Papers submitted to the journal are double-blind reviewed by members of the reviewer committee or other suitably qualified readers. The Editor reserves the right to reject papers that, in the view of the editorial board, are either of insufficient quality, or are not relevant enough to the subject area. The editor is happy to discuss contributions before submission.
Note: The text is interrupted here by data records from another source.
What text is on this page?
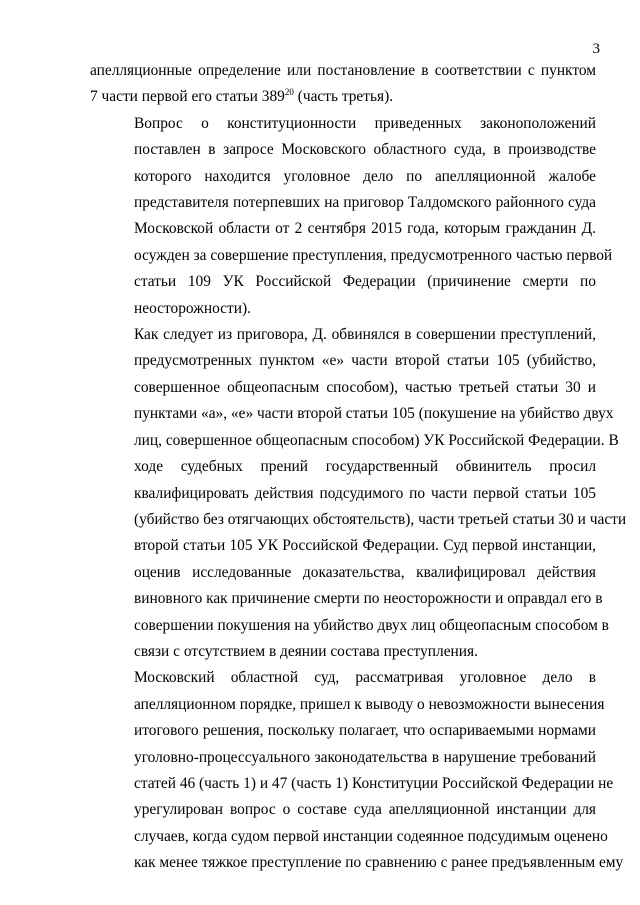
3
апелляционные определение или постановление в соответствии с пунктом
7 части первой его статьи $389^{20}$ (часть третья).
Вопрос о конституционности приведенных законоположений
поставлен в запросе Московского областного суда, в производстве
которого находится уголовное дело по апелляционной жалобе
представителя потерпевших на приговор Талдомского районного суда
Московской области от 2 сентября 2015 года, которым гражданин Д.
осужден за совершение преступления, предусмотренного частью первой
статьи 109 УК Российской Федерации (причинение смерти по
неосторожности).
Как следует из приговора, Д. обвинялся в совершении преступлений,
предусмотренных пунктом «е» части второй статьи 105 (убийство,
совершенное общеопасным способом), частью третьей статьи 30 и
пунктами «а», «е» части второй статьи 105 (покушение на убийство двух
лиц, совершенное общеопасным способом) УК Российской Федерации. В
ходе судебных прений государственный обвинитель просил
квалифицировать действия подсудимого по части первой статьи 105
(убийство без отягчающих обстоятельств), части третьей статьи 30 и части
второй статьи 105 УК Российской Федерации. Суд первой инстанции,
оценив исследованные доказательства, квалифицировал действия
виновного как причинение смерти по неосторожности и оправдал его в
совершении покушения на убийство двух лиц общеопасным способом в
связи с отсутствием в деянии состава преступления.
Московский областной суд, рассматривая уголовное дело в
апелляционном порядке, пришел к выводу о невозможности вынесения
итогового решения, поскольку полагает, что оспариваемыми нормами
уголовно-процессуального законодательства в нарушение требований
статей 46 (часть 1) и 47 (часть 1) Конституции Российской Федерации не
урегулирован вопрос о составе суда апелляционной инстанции для
случаев, когда судом первой инстанции содеянное подсудимым оценено
как менее тяжкое преступление по сравнению с ранее предъявленным ему
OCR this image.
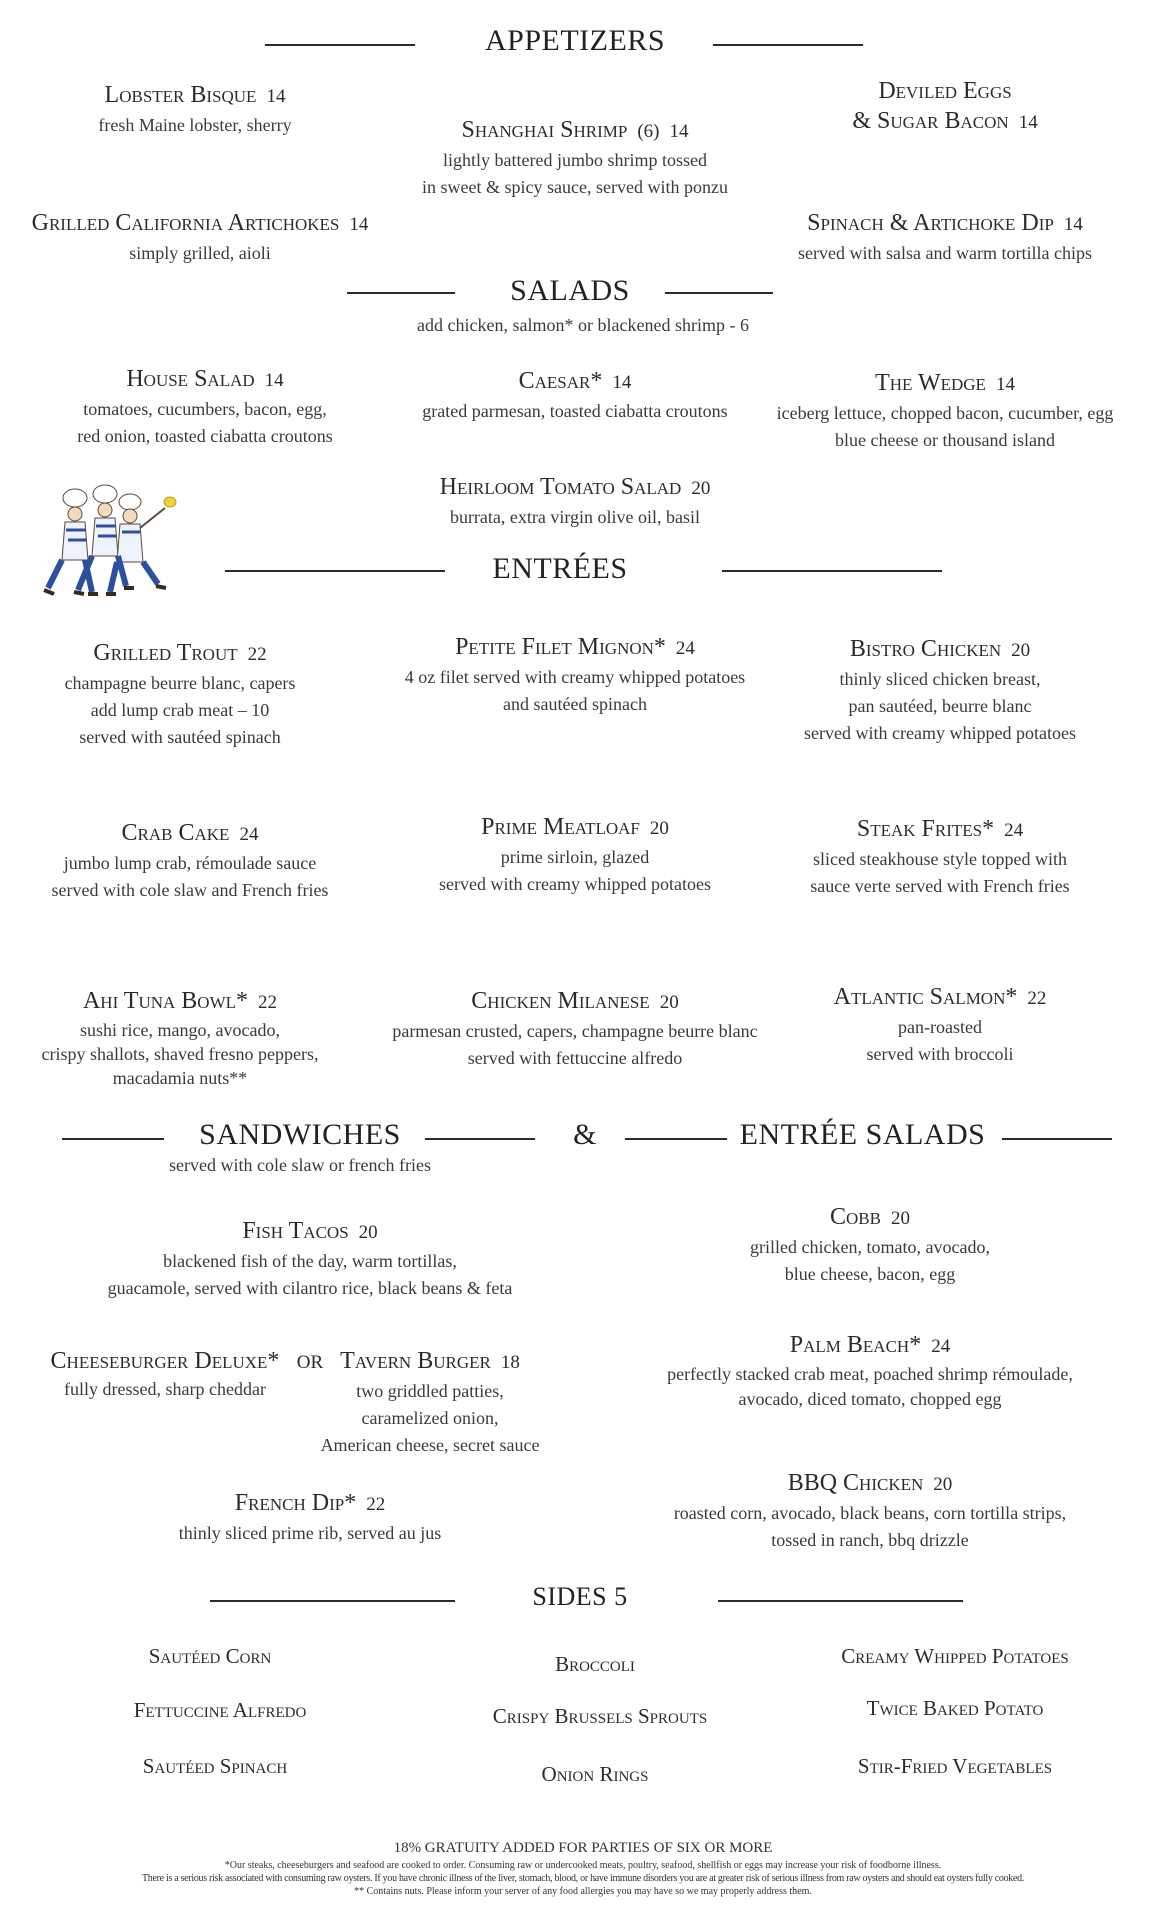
APPETIZERS
Lobster Bisque 14
fresh Maine lobster, sherry	Shanghai Shrimp (6) 14
lightly battered jumbo shrimp tossed
in sweet & spicy sauce, served with ponzu
Deviled Eggs
& Sugar Bacon 14
Grilled California Artichokes 14
simply grilled, aioli
Spinach & Artichoke Dip 14
served with salsa and warm tortilla chips
SALADS
add chicken, salmon* or blackened shrimp - 6
House Salad 14
tomatoes, cucumbers, bacon, egg,
red onion, toasted ciabatta croutons
Caesar* 14
grated parmesan, toasted ciabatta croutons
The Wedge 14
iceberg lettuce, chopped bacon, cucumber, egg
blue cheese or thousand island
Heirloom Tomato Salad 20
burrata, extra virgin olive oil, basil
ENTRÉES
Grilled Trout 22
champagne beurre blanc, capers
add lump crab meat – 10
served with sautéed spinach
Petite Filet Mignon* 24
4 oz filet served with creamy whipped potatoes
and sautéed spinach
Bistro Chicken 20
thinly sliced chicken breast,
pan sautéed, beurre blanc
served with creamy whipped potatoes
Crab Cake 24
jumbo lump crab, rémoulade sauce
served with cole slaw and French fries
Prime Meatloaf 20
prime sirloin, glazed
served with creamy whipped potatoes
Steak Frites* 24
sliced steakhouse style topped with
sauce verte served with French fries
Ahi Tuna Bowl* 22
sushi rice, mango, avocado,
crispy shallots, shaved fresno peppers,
macadamia nuts**
Chicken Milanese 20
parmesan crusted, capers, champagne beurre blanc
served with fettuccine alfredo
Atlantic Salmon* 22
pan-roasted
served with broccoli
SANDWICHES	&	ENTRÉE SALADS
served with cole slaw or french fries
Fish Tacos 20
blackened fish of the day, warm tortillas,
guacamole, served with cilantro rice, black beans & feta
Cheeseburger Deluxe*
fully dressed, sharp cheddar
OR Tavern Burger 18
two griddled patties,
caramelized onion,
American cheese, secret sauce
French Dip* 22
thinly sliced prime rib, served au jus
Cobb 20
grilled chicken, tomato, avocado,
blue cheese, bacon, egg
Palm Beach* 24
perfectly stacked crab meat, poached shrimp rémoulade,
avocado, diced tomato, chopped egg
BBQ Chicken 20
roasted corn, avocado, black beans, corn tortilla strips,
tossed in ranch, bbq drizzle
SIDES 5
Sautéed Corn	Broccoli	Creamy Whipped Potatoes
Fettuccine Alfredo	Crispy Brussels Sprouts	Twice Baked Potato
Sautéed Spinach	Onion Rings	Stir-Fried Vegetables
18% GRATUITY ADDED FOR PARTIES OF SIX OR MORE
*Our steaks, cheeseburgers and seafood are cooked to order. Consuming raw or undercooked meats, poultry, seafood, shellfish or eggs may increase your risk of foodborne illness.
There is a serious risk associated with consuming raw oysters. If you have chronic illness of the liver, stomach, blood, or have immune disorders you are at greater risk of serious illness from raw oysters and should eat oysters fully cooked.
** Contains nuts. Please inform your server of any food allergies you may have so we may properly address them.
The journal publishes work in the categories described below.
These may be qualitative or quantitative, empirical or theoretical in nature and can discuss completed research findings or work in progress.
Case studies are welcomed illustrating business and management research methods in practice.
Viewpoints are less academically rigorous articles usually in areas of controversy which will fuel some interesting debate.
Conference Reports and Book Reviews
Anyone who attends a conference or reads a book that they feel contributes to the area of Business Research Methods is encouraged to submit a review for publication.
Topics may include, but are not limited to, Human Resource Management, Strategic Management, Trade, International Businesses, Marketing Strategies, Sales Management, Advertising, Finance, Corporate Finance, Financial Economics, Econometrics, Economic Theory, Business Development, Sales Promotions, Investment, Portfolio Management, Product Development, Accounting, Financial Reporting, Corporate Governance, Social Policy, Public Administration, Business Laws, Statistical Inferences, Empirical Business Research, Total Quality Management, Consumer Behavior, Organizational Behavior and Theory, Insurance, Risk Management, Project Management, Supply Chain Management, Operations Management, Cost Accounting, Managerial Accounting, Management Information System, Crisis Management, Sociology, Anthropology, Psychology, Societal Research, History, Geography, Education, Political Science, Linguistics, Library Science, Information Science, Media Studies, Law, Criminology, Gender Studies, Demography, Communication Studies, Business Studies, Journalism, Environmental Engineering, Archeology.
Contributions and Dates
Those wishing to make a submission should:
- Transmit one copy of the paper (in MS Word), by e-mail to the Editor email@example.com
- Submissions should not be longer than 8,000 words including abstract, keywords and references.
- Submissions are welcomed at any time.
- An issue of the journal is published once there are at least four accepted papers.
- Next issue is to be launched on 1st January, 2017 in online format.
- Authors will be charged 150 Euros for a paper as a publication fee without Hard Copy.
- Authors will be charged 200 Euros for a paper as a publication fee with Hard Copy.
- One Hard Copy will be sent to Corresponding Author and additional copy will be charged 25 Euros each.
Please read the submission guidelines before submitting a contribution.